I don’t know what the next week will bring, though I’m concerned about escalating violence, an election that may not be free and fair, and one that may, as in Germany in the 1930s, bring out a groundswell of people who have given up human rights, tolerance, and democracy in favor of the siren song of an authoritarian demagogue and his easy solutions to their problems. Over the summer, I traveled with my daughter to that country where her paternal grandparents grew up and which they fled to escape the Nazi terror.
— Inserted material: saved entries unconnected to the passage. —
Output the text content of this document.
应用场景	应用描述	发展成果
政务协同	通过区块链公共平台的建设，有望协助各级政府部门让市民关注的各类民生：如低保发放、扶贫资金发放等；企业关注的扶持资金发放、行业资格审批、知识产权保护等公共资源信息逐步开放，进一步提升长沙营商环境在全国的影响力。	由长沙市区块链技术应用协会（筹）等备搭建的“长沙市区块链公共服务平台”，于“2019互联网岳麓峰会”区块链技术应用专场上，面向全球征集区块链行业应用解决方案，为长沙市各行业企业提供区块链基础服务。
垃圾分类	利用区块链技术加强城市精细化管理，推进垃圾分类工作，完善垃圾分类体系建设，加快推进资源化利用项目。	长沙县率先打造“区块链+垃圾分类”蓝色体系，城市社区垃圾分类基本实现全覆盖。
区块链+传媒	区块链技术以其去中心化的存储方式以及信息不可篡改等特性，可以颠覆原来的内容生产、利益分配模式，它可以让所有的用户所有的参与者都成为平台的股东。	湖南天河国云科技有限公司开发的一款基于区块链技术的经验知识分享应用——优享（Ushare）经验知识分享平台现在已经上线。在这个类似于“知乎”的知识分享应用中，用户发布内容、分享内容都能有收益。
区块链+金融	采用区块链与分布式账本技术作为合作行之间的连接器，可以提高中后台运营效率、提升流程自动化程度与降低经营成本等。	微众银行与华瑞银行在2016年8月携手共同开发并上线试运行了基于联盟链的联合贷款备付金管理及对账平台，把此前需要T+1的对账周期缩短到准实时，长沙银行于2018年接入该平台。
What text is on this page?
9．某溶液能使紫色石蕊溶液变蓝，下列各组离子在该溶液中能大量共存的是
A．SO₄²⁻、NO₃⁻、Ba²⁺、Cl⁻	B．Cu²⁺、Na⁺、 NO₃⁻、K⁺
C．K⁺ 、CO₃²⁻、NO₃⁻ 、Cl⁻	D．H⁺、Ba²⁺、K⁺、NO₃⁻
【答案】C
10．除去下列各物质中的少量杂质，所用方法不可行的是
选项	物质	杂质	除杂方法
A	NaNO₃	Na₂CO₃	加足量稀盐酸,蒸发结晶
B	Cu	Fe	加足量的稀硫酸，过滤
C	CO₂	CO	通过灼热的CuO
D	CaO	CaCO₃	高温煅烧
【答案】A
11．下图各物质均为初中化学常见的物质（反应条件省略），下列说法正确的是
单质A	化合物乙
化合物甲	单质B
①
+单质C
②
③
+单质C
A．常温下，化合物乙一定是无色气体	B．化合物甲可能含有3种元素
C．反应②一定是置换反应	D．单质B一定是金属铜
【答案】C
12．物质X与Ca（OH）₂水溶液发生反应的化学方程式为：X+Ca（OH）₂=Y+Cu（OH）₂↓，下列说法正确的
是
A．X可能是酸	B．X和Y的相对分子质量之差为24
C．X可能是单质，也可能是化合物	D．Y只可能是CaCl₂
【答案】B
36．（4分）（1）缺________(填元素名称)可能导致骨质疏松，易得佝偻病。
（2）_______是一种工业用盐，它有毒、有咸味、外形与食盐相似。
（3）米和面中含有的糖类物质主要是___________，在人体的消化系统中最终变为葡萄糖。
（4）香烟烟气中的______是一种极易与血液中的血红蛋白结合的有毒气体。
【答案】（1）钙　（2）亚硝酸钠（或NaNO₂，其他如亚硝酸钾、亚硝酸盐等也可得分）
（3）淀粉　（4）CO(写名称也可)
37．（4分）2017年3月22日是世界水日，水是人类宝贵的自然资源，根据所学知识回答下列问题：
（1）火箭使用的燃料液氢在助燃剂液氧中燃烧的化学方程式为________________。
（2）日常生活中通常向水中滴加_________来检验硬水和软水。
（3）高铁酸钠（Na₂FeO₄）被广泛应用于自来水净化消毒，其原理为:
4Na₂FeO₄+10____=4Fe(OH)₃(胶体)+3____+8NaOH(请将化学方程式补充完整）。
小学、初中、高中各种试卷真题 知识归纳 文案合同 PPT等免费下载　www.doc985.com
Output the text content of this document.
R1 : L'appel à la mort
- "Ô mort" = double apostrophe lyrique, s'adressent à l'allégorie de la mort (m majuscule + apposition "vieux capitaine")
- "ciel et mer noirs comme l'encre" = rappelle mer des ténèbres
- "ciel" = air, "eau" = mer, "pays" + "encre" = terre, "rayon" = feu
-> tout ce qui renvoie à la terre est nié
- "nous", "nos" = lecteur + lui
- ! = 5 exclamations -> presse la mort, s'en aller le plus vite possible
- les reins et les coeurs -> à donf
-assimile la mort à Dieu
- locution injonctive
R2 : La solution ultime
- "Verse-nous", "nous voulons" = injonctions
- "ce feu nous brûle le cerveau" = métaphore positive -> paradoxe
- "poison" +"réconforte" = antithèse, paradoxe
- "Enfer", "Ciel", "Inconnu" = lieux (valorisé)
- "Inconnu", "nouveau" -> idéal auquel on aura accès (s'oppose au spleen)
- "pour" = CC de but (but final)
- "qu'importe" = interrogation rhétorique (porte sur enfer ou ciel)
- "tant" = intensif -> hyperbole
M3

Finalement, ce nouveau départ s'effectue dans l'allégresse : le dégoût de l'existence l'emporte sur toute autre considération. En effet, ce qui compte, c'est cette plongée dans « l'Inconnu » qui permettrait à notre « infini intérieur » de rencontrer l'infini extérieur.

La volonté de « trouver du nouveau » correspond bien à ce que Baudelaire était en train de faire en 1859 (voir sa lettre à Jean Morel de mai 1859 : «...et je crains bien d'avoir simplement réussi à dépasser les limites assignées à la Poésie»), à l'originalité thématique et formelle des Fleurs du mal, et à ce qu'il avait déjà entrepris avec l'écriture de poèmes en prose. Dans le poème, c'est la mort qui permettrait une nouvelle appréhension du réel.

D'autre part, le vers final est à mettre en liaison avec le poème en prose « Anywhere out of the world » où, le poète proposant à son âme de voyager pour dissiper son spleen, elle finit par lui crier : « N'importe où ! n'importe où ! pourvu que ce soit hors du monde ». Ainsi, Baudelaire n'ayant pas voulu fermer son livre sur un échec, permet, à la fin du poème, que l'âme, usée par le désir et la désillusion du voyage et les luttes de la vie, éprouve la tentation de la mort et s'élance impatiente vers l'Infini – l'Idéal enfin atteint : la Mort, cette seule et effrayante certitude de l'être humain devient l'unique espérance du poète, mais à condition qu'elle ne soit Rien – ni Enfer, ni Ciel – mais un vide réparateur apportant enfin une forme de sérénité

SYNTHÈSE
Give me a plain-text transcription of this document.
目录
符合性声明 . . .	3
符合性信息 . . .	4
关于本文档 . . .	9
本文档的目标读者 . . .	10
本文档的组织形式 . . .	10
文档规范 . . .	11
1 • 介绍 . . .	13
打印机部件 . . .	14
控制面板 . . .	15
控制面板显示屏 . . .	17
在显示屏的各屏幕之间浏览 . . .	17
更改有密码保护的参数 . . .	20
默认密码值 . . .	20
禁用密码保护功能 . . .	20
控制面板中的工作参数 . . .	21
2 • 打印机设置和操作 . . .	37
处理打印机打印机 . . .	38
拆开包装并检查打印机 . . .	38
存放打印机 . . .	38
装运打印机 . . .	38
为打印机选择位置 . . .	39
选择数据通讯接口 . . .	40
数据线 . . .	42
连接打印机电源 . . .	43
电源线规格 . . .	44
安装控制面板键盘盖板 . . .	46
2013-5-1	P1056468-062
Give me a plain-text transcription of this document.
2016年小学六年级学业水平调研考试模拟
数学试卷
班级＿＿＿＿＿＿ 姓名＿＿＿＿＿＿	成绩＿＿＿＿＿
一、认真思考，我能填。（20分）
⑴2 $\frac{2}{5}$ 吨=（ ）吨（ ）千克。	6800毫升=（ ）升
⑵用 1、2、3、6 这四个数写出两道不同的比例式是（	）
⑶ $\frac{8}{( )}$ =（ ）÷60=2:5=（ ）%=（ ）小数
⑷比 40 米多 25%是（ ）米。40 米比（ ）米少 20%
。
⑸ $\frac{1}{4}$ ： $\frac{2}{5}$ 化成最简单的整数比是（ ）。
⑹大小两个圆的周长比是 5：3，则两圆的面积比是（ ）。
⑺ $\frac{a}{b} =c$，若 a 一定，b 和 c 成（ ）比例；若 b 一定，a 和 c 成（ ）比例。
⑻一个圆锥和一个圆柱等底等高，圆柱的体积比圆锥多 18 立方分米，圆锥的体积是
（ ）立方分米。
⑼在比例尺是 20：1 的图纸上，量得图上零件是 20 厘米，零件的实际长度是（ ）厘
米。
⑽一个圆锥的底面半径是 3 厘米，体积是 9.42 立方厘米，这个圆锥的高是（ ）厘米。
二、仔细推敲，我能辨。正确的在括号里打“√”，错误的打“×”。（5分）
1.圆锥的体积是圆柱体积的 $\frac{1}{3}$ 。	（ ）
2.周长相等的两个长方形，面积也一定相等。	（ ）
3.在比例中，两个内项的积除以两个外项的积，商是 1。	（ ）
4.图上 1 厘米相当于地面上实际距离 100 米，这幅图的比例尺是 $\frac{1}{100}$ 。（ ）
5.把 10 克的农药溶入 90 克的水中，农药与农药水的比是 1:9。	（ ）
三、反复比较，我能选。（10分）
Several weeks after I returned, I wrote a poem, “Bebelplatz,” inspired by seeing the square in front of Humboldt University in Berlin where in May 1933, students burned “subversive” and “decadent” books on orders of the Nazi regime and their propaganda outlets.

 

BEBELPLATZ

 

The light draws you in

over the roofs of buildings

over the silhouettes of the crowd,

their shouts rising like flames

in the darkest night.

 

They are not burning their textbooks

or notebooks at the end of a school year

but the entire library, stripping the shelves

bare. The smoke is warm, cozy,

the aroma of something old,

something familiar,

once loved.

 

You will never forget that smell,

trees turned to paper turned to dust

turned to ash, tinged with the perfume

of ink that once made sense

of our world.

 

The rich scent of leather binding,

now roasting like the skin of an animal

on a spit, over the flame.

You can almost taste the juice,

the charbroiled edges of a world

as the fires of savagery

consume it.

4 Comments

  1. Well said, Lyn.

    • Thank you! I hope more people read this. We’re at a critical point in our history.

  2. Extraordinarily powerful, Lyn. Thank you.

    • Thank you for reading. I’ve appreciated your words on this crisis as well.